Прочитав молитвы, мы садились за ученье в девять часов утра, в час ученье оканчивалось, приносили завтрак, которого мне почти никогда не приходилось попробовать. Я была охотница передразнивать, и передразнивала так удачно, что, застав меня врасплох, тотчас догадывались, кого я хотела представить, а иногда гувернантка, любившая доказывать свое усердие числом наказанных, ни с того ни с сего обращалась ко мне и извещала, что я сегодня без завтрака. В утешение себя я отвечала вполголоса, что ‘сама не хотела есть’, а пришед на антресоли, брала квасу, хлеба и соли и наедалась из опасения, чтоб не оставили еще и без обеда. И часто опасение мое оказывалось основательным…
После обеда часа в четыре мы снова садились учиться. Во время класса учить уроков нам не позволялось. Мы писали по диктовке, а всего чаще читали священную историю. Один читал вслух, остальные слушали. Время от времени гувернантка неожиданно приказывала продолжать другому, и малейшее замешательство влекло за собой строгое наказание. Виновному приходилось выстоять на коленях весь класс, продолжавшийся до семи часов… Гувернантка сама тяготилась продолжительностию классов, потому что нелегко самому гениальному наставнику занять детей часов десять в сутки, но маменька, предоставив нас в совершенное распоряжение гувернантки, одного строго от нее требовала взамен беспредельной доверенности — ежеминутного пребывания при детях… В будни она решительно не позволяла ей выходить со двора, а тетеньки, как два дракона, стерегли нашу наставницу. Если она кончала класс десятью минутами раньше, они делали ей замечание и грозились сказать маменьке…
Гувернантка любила военных, и так сильно, что решительно не могла противиться своей страсти.
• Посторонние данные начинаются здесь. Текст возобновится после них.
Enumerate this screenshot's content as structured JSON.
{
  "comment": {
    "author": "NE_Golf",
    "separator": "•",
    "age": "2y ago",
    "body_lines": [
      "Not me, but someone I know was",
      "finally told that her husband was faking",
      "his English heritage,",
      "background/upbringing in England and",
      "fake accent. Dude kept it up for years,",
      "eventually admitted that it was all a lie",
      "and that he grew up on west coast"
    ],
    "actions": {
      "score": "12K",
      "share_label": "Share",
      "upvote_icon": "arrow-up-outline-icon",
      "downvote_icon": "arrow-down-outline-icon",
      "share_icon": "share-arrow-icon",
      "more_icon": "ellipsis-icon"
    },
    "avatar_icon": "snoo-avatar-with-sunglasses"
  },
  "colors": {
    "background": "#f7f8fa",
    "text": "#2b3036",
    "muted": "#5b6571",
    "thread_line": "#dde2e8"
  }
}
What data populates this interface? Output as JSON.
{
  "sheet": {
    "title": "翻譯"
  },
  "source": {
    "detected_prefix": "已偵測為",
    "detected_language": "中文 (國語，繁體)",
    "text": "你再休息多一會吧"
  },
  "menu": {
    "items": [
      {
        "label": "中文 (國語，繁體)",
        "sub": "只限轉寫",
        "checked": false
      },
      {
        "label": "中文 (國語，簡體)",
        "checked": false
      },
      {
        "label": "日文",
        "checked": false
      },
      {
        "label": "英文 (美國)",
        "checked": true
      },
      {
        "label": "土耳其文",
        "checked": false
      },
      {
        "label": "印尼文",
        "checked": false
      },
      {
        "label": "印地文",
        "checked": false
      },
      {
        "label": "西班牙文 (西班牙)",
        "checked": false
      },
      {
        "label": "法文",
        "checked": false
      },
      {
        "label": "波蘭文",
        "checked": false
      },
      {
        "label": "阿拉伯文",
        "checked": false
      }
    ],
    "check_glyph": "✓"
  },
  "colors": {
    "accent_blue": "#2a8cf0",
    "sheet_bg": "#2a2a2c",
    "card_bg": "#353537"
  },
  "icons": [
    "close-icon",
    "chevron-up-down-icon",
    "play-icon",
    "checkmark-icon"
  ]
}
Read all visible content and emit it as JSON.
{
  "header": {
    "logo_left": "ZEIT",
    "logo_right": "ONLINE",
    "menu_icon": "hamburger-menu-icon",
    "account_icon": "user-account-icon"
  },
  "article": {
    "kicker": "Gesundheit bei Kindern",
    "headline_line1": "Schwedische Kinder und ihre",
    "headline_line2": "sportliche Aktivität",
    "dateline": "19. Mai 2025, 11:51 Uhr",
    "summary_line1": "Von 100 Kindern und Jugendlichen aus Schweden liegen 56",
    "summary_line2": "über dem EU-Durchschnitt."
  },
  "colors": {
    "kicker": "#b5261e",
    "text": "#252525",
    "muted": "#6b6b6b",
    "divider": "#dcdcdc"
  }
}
Заслышав полковую музыку, завидев офицерские эполеты, она тотчас бросалась к окну. Иногда офицер, вероятно не подозревая в ней наставницу стольких детей, делал ей ручкой, — тогда она возвращалась к столу вся красная и долго не замечала беспорядков, возникших в ее отсутствие… Но тетеньки, которые постоянно сидели в той же комнате и потихоньку за нами подглядывали, тотчас всё ей пересказывали, язвительно намекая на ее слабость к офицерам. От намеков дело доходило до колкостей, за которыми градом сыпались взаимные упреки: притиранья, кокетство, виды на замужство, тайные помыслы и невинные хитрости — ничто не забывалось в такие минуты. Крик был страшный — говорили все вместе, — движения резкие, странные. Чтение прекращалось, мы слушали с напряженным вниманием, но к великой нашей досаде являлась тетенька Александра Семеновна и разнимала разгоряченных дев… Но долго еще время от времени перекидывались они ругательствами и злобными взглядами. Так после сильного пожара из почерневшей массы вдруг взовьется пламя, осветит на минуту страшное разрушение, а там опять все покроется мраком, до новой вспышки пламени в другом месте…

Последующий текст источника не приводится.